Sydney Morning Herald
Friday, August 20, 1999

Family Court rigidity leads to frustration

Sydney Morning Herald

Sweeping reforms were needed to the Family Court's "rigid and bureaucratic" system of managing its case load, a major study has found.

In the most significant review of the Family Court undertaken, the Australian Law Reform Commission called for an end to compulsory counselling in child custody disputes and found many people were denied the one thing they wanted from a court: adjudication by a judge.

It also found the court's "inflexible" approach, which required cases to go through a series of set procedures, denied clients the tailored and individualised treatment they needed.

"Cases are treated as if they are all alike, and they're not," Commissioner Kathryn Cronin said. Many litigants were required to undergo counselling or conciliation as a matter of course when it was not appropriate or desired by the clients, it did not progress the case, and it wasted money and court time, the commission found.

But many felt as if they were walking endlessly on "the Yellow Brick Road while the judges were in the Emerald City, never to be seen".

The court has prided itself on the fact that only 5 per cent of the 40,000 contested cases filed each year are resolved by a judge. The rest are settled through the court's counselling and mediation services or with the help of court registrars.

But the commission, in a discussion paper released today, shows that many clients settle through frustration and do not feel their case is handled with care, fairness or dignity.

"'Frustration' is the word most commonly used," Dr Cronin said. "The expectation of the parties when they go to court is not that they will be required to negotiate and go through counselling and conciliation, it's that a judicial officer will make a decision."
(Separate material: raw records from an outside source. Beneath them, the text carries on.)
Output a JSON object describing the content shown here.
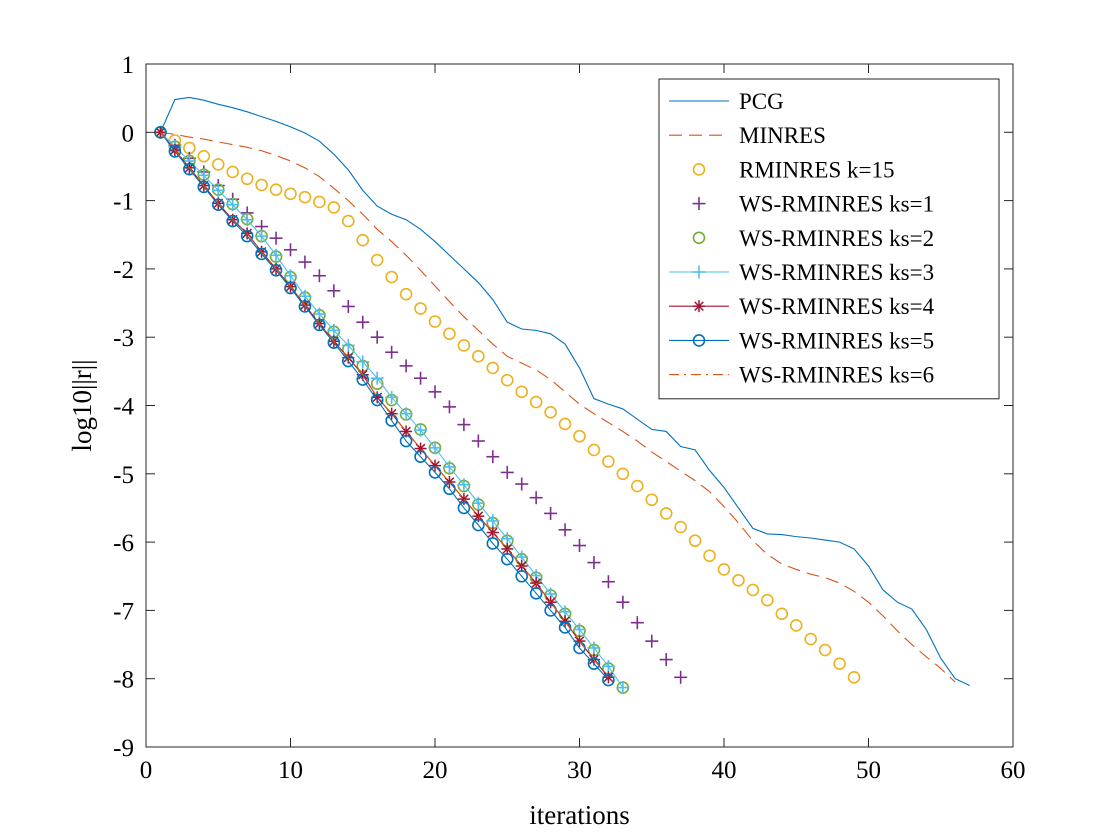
{
  "chart_data": {
    "type": "line",
    "title": "",
    "xlabel": "iterations",
    "ylabel": "log10||r||",
    "xlim": [
      0,
      60
    ],
    "ylim": [
      -9,
      1
    ],
    "xticks": [
      0,
      10,
      20,
      30,
      40,
      50,
      60
    ],
    "yticks": [
      1,
      0,
      -1,
      -2,
      -3,
      -4,
      -5,
      -6,
      -7,
      -8,
      -9
    ],
    "xtick_labels": [
      "0",
      "10",
      "20",
      "30",
      "40",
      "50",
      "60"
    ],
    "ytick_labels": [
      "1",
      "0",
      "-1",
      "-2",
      "-3",
      "-4",
      "-5",
      "-6",
      "-7",
      "-8",
      "-9"
    ],
    "grid": false,
    "legend_position": "top-right",
    "series": [
      {
        "name": "PCG",
        "style": "solid-line",
        "color": "#0072BD",
        "x": [
          1,
          2,
          3,
          4,
          5,
          6,
          7,
          8,
          9,
          10,
          11,
          12,
          13,
          14,
          15,
          16,
          17,
          18,
          19,
          20,
          21,
          22,
          23,
          24,
          25,
          26,
          27,
          28,
          29,
          30,
          31,
          32,
          33,
          34,
          35,
          36,
          37,
          38,
          39,
          40,
          41,
          42,
          43,
          44,
          45,
          46,
          47,
          48,
          49,
          50,
          51,
          52,
          53,
          54,
          55,
          56,
          57
        ],
        "y": [
          0.0,
          0.48,
          0.51,
          0.47,
          0.41,
          0.36,
          0.3,
          0.23,
          0.16,
          0.08,
          -0.01,
          -0.13,
          -0.32,
          -0.55,
          -0.85,
          -1.08,
          -1.2,
          -1.28,
          -1.42,
          -1.6,
          -1.8,
          -2.0,
          -2.2,
          -2.45,
          -2.78,
          -2.88,
          -2.9,
          -2.95,
          -3.1,
          -3.45,
          -3.9,
          -3.98,
          -4.05,
          -4.2,
          -4.35,
          -4.38,
          -4.6,
          -4.65,
          -4.95,
          -5.2,
          -5.5,
          -5.8,
          -5.88,
          -5.89,
          -5.92,
          -5.94,
          -5.97,
          -6.0,
          -6.1,
          -6.35,
          -6.7,
          -6.88,
          -6.98,
          -7.28,
          -7.7,
          -8.0,
          -8.1
        ]
      },
      {
        "name": "MINRES",
        "style": "dashed-line",
        "color": "#D95319",
        "x": [
          1,
          2,
          3,
          4,
          5,
          6,
          7,
          8,
          9,
          10,
          11,
          12,
          13,
          14,
          15,
          16,
          17,
          18,
          19,
          20,
          21,
          22,
          23,
          24,
          25,
          26,
          27,
          28,
          29,
          30,
          31,
          32,
          33,
          34,
          35,
          36,
          37,
          38,
          39,
          40,
          41,
          42,
          43,
          44,
          45,
          46,
          47,
          48,
          49,
          50,
          51,
          52,
          53,
          54,
          55,
          56
        ],
        "y": [
          0.0,
          -0.03,
          -0.07,
          -0.1,
          -0.14,
          -0.18,
          -0.22,
          -0.27,
          -0.34,
          -0.42,
          -0.52,
          -0.65,
          -0.82,
          -1.0,
          -1.2,
          -1.42,
          -1.6,
          -1.8,
          -2.02,
          -2.25,
          -2.48,
          -2.7,
          -2.9,
          -3.1,
          -3.28,
          -3.38,
          -3.48,
          -3.62,
          -3.8,
          -3.98,
          -4.12,
          -4.25,
          -4.38,
          -4.52,
          -4.68,
          -4.82,
          -4.96,
          -5.1,
          -5.26,
          -5.48,
          -5.72,
          -5.98,
          -6.18,
          -6.32,
          -6.4,
          -6.47,
          -6.52,
          -6.6,
          -6.72,
          -6.88,
          -7.08,
          -7.3,
          -7.5,
          -7.68,
          -7.85,
          -8.05
        ]
      },
      {
        "name": "RMINRES k=15",
        "style": "circle-markers",
        "color": "#EDB120",
        "x": [
          1,
          2,
          3,
          4,
          5,
          6,
          7,
          8,
          9,
          10,
          11,
          12,
          13,
          14,
          15,
          16,
          17,
          18,
          19,
          20,
          21,
          22,
          23,
          24,
          25,
          26,
          27,
          28,
          29,
          30,
          31,
          32,
          33,
          34,
          35,
          36,
          37,
          38,
          39,
          40,
          41,
          42,
          43,
          44,
          45,
          46,
          47,
          48,
          49
        ],
        "y": [
          0.0,
          -0.12,
          -0.23,
          -0.35,
          -0.47,
          -0.58,
          -0.68,
          -0.77,
          -0.84,
          -0.9,
          -0.95,
          -1.02,
          -1.1,
          -1.3,
          -1.58,
          -1.87,
          -2.12,
          -2.37,
          -2.58,
          -2.77,
          -2.95,
          -3.12,
          -3.28,
          -3.45,
          -3.63,
          -3.8,
          -3.95,
          -4.1,
          -4.27,
          -4.45,
          -4.65,
          -4.82,
          -5.0,
          -5.18,
          -5.38,
          -5.58,
          -5.78,
          -5.98,
          -6.2,
          -6.4,
          -6.56,
          -6.7,
          -6.85,
          -7.05,
          -7.22,
          -7.42,
          -7.58,
          -7.78,
          -7.98
        ]
      },
      {
        "name": "WS-RMINRES ks=1",
        "style": "plus-markers",
        "color": "#7E2F8E",
        "x": [
          1,
          2,
          3,
          4,
          5,
          6,
          7,
          8,
          9,
          10,
          11,
          12,
          13,
          14,
          15,
          16,
          17,
          18,
          19,
          20,
          21,
          22,
          23,
          24,
          25,
          26,
          27,
          28,
          29,
          30,
          31,
          32,
          33,
          34,
          35,
          36,
          37
        ],
        "y": [
          0.0,
          -0.19,
          -0.38,
          -0.58,
          -0.78,
          -0.98,
          -1.18,
          -1.38,
          -1.55,
          -1.72,
          -1.9,
          -2.1,
          -2.32,
          -2.55,
          -2.78,
          -3.0,
          -3.22,
          -3.42,
          -3.6,
          -3.8,
          -4.02,
          -4.28,
          -4.52,
          -4.75,
          -4.98,
          -5.15,
          -5.35,
          -5.58,
          -5.82,
          -6.05,
          -6.3,
          -6.58,
          -6.88,
          -7.18,
          -7.45,
          -7.72,
          -7.98
        ]
      },
      {
        "name": "WS-RMINRES ks=2",
        "style": "circle-markers",
        "color": "#77AC30",
        "x": [
          1,
          2,
          3,
          4,
          5,
          6,
          7,
          8,
          9,
          10,
          11,
          12,
          13,
          14,
          15,
          16,
          17,
          18,
          19,
          20,
          21,
          22,
          23,
          24,
          25,
          26,
          27,
          28,
          29,
          30,
          31,
          32,
          33
        ],
        "y": [
          0.0,
          -0.21,
          -0.42,
          -0.62,
          -0.84,
          -1.05,
          -1.27,
          -1.52,
          -1.82,
          -2.12,
          -2.42,
          -2.68,
          -2.92,
          -3.18,
          -3.42,
          -3.68,
          -3.92,
          -4.13,
          -4.35,
          -4.62,
          -4.92,
          -5.18,
          -5.45,
          -5.72,
          -5.98,
          -6.25,
          -6.52,
          -6.78,
          -7.05,
          -7.3,
          -7.58,
          -7.85,
          -8.13
        ]
      },
      {
        "name": "WS-RMINRES ks=3",
        "style": "plus-line",
        "color": "#4DBEEE",
        "x": [
          1,
          2,
          3,
          4,
          5,
          6,
          7,
          8,
          9,
          10,
          11,
          12,
          13,
          14,
          15,
          16,
          17,
          18,
          19,
          20,
          21,
          22,
          23,
          24,
          25,
          26,
          27,
          28,
          29,
          30,
          31,
          32,
          33
        ],
        "y": [
          0.0,
          -0.21,
          -0.42,
          -0.63,
          -0.85,
          -1.06,
          -1.28,
          -1.52,
          -1.8,
          -2.1,
          -2.4,
          -2.66,
          -2.9,
          -3.12,
          -3.36,
          -3.6,
          -3.88,
          -4.12,
          -4.36,
          -4.62,
          -4.9,
          -5.16,
          -5.43,
          -5.69,
          -5.95,
          -6.22,
          -6.49,
          -6.76,
          -7.02,
          -7.28,
          -7.55,
          -7.82,
          -8.13
        ]
      },
      {
        "name": "WS-RMINRES ks=4",
        "style": "asterisk-line",
        "color": "#A2142F",
        "x": [
          1,
          2,
          3,
          4,
          5,
          6,
          7,
          8,
          9,
          10,
          11,
          12,
          13,
          14,
          15,
          16,
          17,
          18,
          19,
          20,
          21,
          22,
          23,
          24,
          25,
          26,
          27,
          28,
          29,
          30,
          31,
          32
        ],
        "y": [
          0.0,
          -0.26,
          -0.52,
          -0.78,
          -1.04,
          -1.28,
          -1.48,
          -1.75,
          -2.0,
          -2.26,
          -2.53,
          -2.8,
          -3.06,
          -3.3,
          -3.55,
          -3.88,
          -4.12,
          -4.38,
          -4.63,
          -4.88,
          -5.12,
          -5.37,
          -5.62,
          -5.86,
          -6.1,
          -6.35,
          -6.6,
          -6.88,
          -7.16,
          -7.45,
          -7.72,
          -7.98
        ]
      },
      {
        "name": "WS-RMINRES ks=5",
        "style": "circle-line",
        "color": "#0072BD",
        "x": [
          1,
          2,
          3,
          4,
          5,
          6,
          7,
          8,
          9,
          10,
          11,
          12,
          13,
          14,
          15,
          16,
          17,
          18,
          19,
          20,
          21,
          22,
          23,
          24,
          25,
          26,
          27,
          28,
          29,
          30,
          31,
          32
        ],
        "y": [
          0.0,
          -0.28,
          -0.54,
          -0.8,
          -1.06,
          -1.3,
          -1.52,
          -1.78,
          -2.02,
          -2.28,
          -2.55,
          -2.82,
          -3.08,
          -3.35,
          -3.62,
          -3.92,
          -4.22,
          -4.52,
          -4.75,
          -4.98,
          -5.22,
          -5.5,
          -5.75,
          -6.02,
          -6.25,
          -6.5,
          -6.75,
          -7.0,
          -7.25,
          -7.55,
          -7.78,
          -8.02
        ]
      },
      {
        "name": "WS-RMINRES ks=6",
        "style": "dashdot-line",
        "color": "#D95319",
        "x": [
          1,
          2,
          3,
          4,
          5,
          6,
          7,
          8,
          9,
          10,
          11,
          12,
          13,
          14,
          15,
          16,
          17,
          18,
          19,
          20,
          21,
          22,
          23,
          24,
          25,
          26,
          27,
          28,
          29,
          30,
          31,
          32
        ],
        "y": [
          0.0,
          -0.26,
          -0.52,
          -0.78,
          -1.04,
          -1.28,
          -1.48,
          -1.75,
          -2.0,
          -2.26,
          -2.53,
          -2.8,
          -3.06,
          -3.3,
          -3.55,
          -3.88,
          -4.12,
          -4.38,
          -4.63,
          -4.88,
          -5.12,
          -5.37,
          -5.62,
          -5.86,
          -6.1,
          -6.35,
          -6.6,
          -6.88,
          -7.16,
          -7.45,
          -7.72,
          -7.98
        ]
      }
    ]
  }
}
Dr Cronin said the counselling was valuable in appropriate cases and at different times during the proceedings for different couples. Many comments praised the quality of the court counselling service. But couples "don't want to be required to go." The commission examined 1,400 cases and received submissions from litigants, lawyers, judges and legal bodies, including law councils and women's legal resource centres.

A third of the 100 unrepresented litigants and a quarter of represented clients surveyed by the commission said they settled out of frustration. People complained about the number of times they were required to attend court and the lack of continuity.

"If a settlement is derived from a sense of frustration, you don't get people coming out of the system with the feeling they were properly dealt with," Dr Cronin said. "It takes on the flavour of cheap justice, not appropriate justice. It fuels people's anger and contributes to poor compliance with directions." Dr Cronin said people did not necessarily want a full trial "presided over by a judge in a red costume". But many wanted a senior judicial officer to make a decision which, she believed, they would be prepared to abide by.

The commission urges a major overhaul of court practice to ensure that the same judge - or team of judges and registrars - has responsibility for allocated cases from start to finish.

Currently, clients may encounter a different registrar, judicial registrar and lawyer each time they are required to attend court. If an officer was more familiar with the couple, it would help ensure only appropriate cases were referred to counselling and mediation.